"Passos, O Cumpridor"

Artigo de opinião de Pedro Nuno Santos no jornal "i".

O primeiro-ministro, no último debate quinzenal, voltou a atacar os partidos que defendem a renegociação da dívida, acusando-os de não a quererem pagar. Ao contrário dele próprio e do governo que dirige. 

É revoltante ter de o ouvir a apresentar-se como cumpridor quando, até agora, ele foi o único político que decidiu efectivamente não pagar. 

Sim, Passos Coelho e o seu governo foram os únicos que, em nome do Estado português, não pagaram a milhões de portugueses salários e pensões.
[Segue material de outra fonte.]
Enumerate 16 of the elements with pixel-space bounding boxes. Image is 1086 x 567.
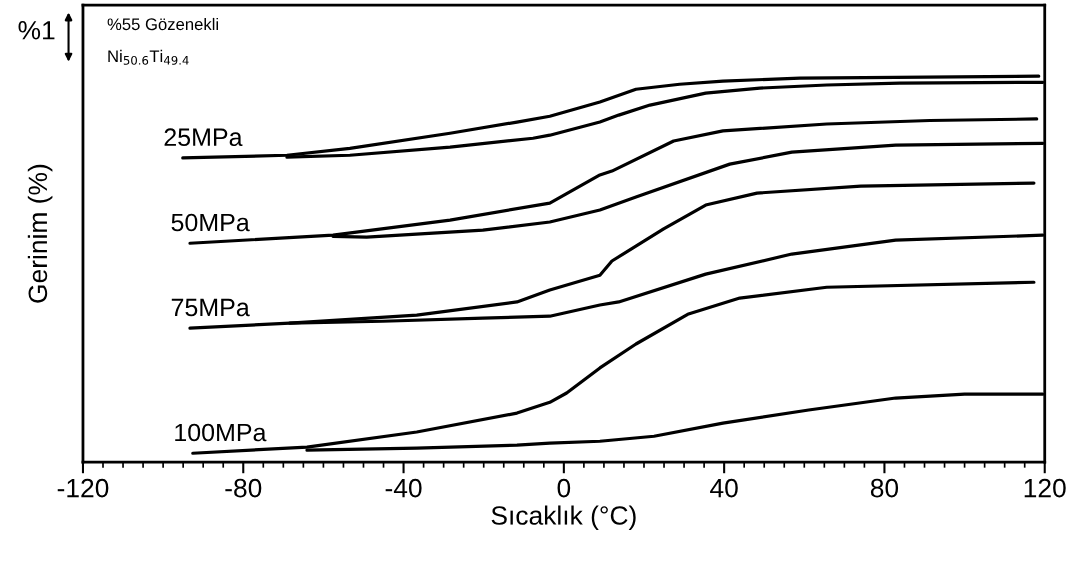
text: Ni$_{50.6}$Ti$_{49.4}$ <box>108 49 189 65</box>
x-tick-label: -120 <box>57 478 109 498</box>
series-label: 75MPa <box>171 298 250 317</box>
x-tick-label: 80 <box>870 478 899 498</box>
series-label: 100MPa <box>175 423 267 442</box>
text: %1 <box>18 21 55 40</box>
x-tick-label: 120 <box>1024 478 1066 498</box>
x-tick-label: -80 <box>225 478 262 498</box>
series-label: 50MPa <box>171 213 250 232</box>
text: %55 Gözenekli <box>107 17 218 31</box>
y-axis-title: Gerinim (%) <box>27 164 53 303</box>
x-tick-label: 0 <box>557 478 571 498</box>
x-tick-label: -40 <box>385 478 422 498</box>
x-tick-label: 40 <box>710 478 738 498</box>
series-label: 25MPa <box>164 128 243 147</box>
x-axis-title: Sıcaklık (°C) <box>491 505 636 531</box>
Não deixa de ser caricato que aqueles que defendem o Memorando, assustando os portugueses com o risco da falta de dinheiro para pagar salários e pensões, sejam exactamente os mesmos que já não pagaram dois salários e duas pensões aos trabalhadores do sector público e aos reformados. 

O debate sobre a renegociação da dívida não deveria ser moral porque não se trata de um debate sobre a honestidade do Estado português. O debate sobre a renegociação da dívida não deveria ser um debate sobre a vontade, ou não, de pagar, mas antes sobre a capacidade real de o conseguir fazer no quadro de uma economia profundamente deprimida como a nossa. 

O debate sobre a renegociação da dívida deveria ser também um debate sobre escolhas. É disso que se trata quando estamos em depressão e não conseguimos pagar tudo e a todos ao ritmo e ao preço a que deveríamos. Foi isso que fizeram Passos Coelho e o seu governo. 

Decidiram não pagar aos trabalhadores do sector público e aos reformados para não falharem com os credores internacionais. O que distingue Passos Coelho dos que defendem a renegociação com os credores internacionais não é mais ou menos honestidade. 

É, sim, o facto de a escolha do primeiro-ministro ter sido não pagar aos mais frágeis e sem negociação.